— Agencias 23/06/2026
Un estudio reciente indica que las iniciativas federales destinadas a aumentar el número de médicos de atención primaria en Estados Unidos no han alcanzado los resultados esperados.
La investigación, publicada el 15 de junio en la revista Journal of the American Medical Association (JAMA), señala que la proporción de nuevas plazas de residencia médica financiadas por Medicare destinadas a la atención primaria ha disminuido con el paso del tiempo.
Los investigadores encontraron que las leyes aprobadas en 2021 y 2023 para ampliar el número de residencias médicas generaron un aumento de apenas el 2 % en las plazas orientadas a la atención primaria.
En contraste, otras especialidades experimentaron un crecimiento mucho más significativo. La radiología intervencionista registró un incremento del 16 % en sus plazas de residencia, mientras que la psiquiatría aumentó un 13 %, convirtiéndose en las áreas más beneficiadas por estas medidas legislativas.
Además, los autores concluyeron que las nuevas plazas tampoco lograron cumplir uno de sus principales objetivos: fortalecer la presencia de médicos en las zonas rurales del país.
La investigadora principal, Hao Yu, profesora asociada de medicina poblacional en el Harvard Pilgrim Health Care Institute de Boston, señaló que los resultados muestran que las nuevas residencias no se han distribuido de manera constante hacia las comunidades rurales ni han reforzado la atención primaria como se había previsto.

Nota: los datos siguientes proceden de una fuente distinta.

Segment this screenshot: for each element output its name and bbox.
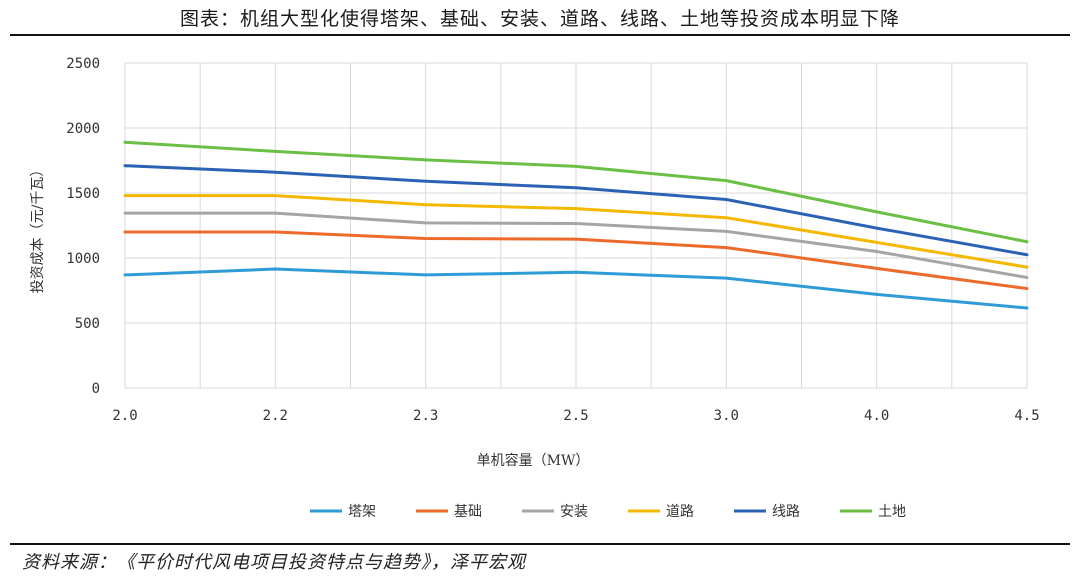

Las leyes aprobadas por el Congreso en 2021 y 2023 surgieron como respuesta a la creciente escasez de médicos de atención primaria en Estados Unidos y buscaban ampliar las oportunidades de formación para los estudiantes de medicina.
Entre 2023 y 2025 se crearon 1,000 nuevas plazas de residencia, de las cuales 800 fueron financiadas mediante la legislación de 2021 y las 200 restantes mediante la ley aprobada en 2023.
La normativa de 2021 contempló cuatro rondas de financiamiento, cada una con 200 nuevas plazas. Sin embargo, la participación de la atención primaria fue disminuyendo progresivamente en cada ronda.
Mientras que en la primera fase la proporción de plazas destinadas a atención primaria era considerablemente mayor, en la cuarta ronda representó únicamente el 32 % del total, lo que equivale a una reducción de 22 puntos porcentuales.
La misma ley establecía que al menos el 10 % de las nuevas residencias debía asignarse a áreas rurales. No obstante, este objetivo nunca se alcanzó. En la primera ronda, solo el 6 % de las plazas se destinó a estas comunidades, porcentaje que descendió al 3 % en la cuarta ronda. En el caso de la ley de 2023, apenas el 1 % de las nuevas plazas fue asignado a zonas rurales.
El autor principal del estudio, el Dr. Tarun Ramesh, investigador del Harvard Pilgrim Health Care Institute, destacó que aumentar el número de plazas de formación médica no es suficiente por sí solo para resolver la escasez de profesionales de la salud.
Según explicó, la manera en que se distribuyen estas plazas resulta fundamental para garantizar que los médicos se formen en las especialidades y regiones donde más se necesitan.
Por ello, los investigadores consideran que los responsables de las políticas sanitarias deberían fortalecer los requisitos relacionados con la formación en atención primaria y medicina rural, con el fin de asegurar que la expansión de los programas de residencia contribuya efectivamente a mejorar el acceso a la atención médica en las comunidades con mayores necesidades.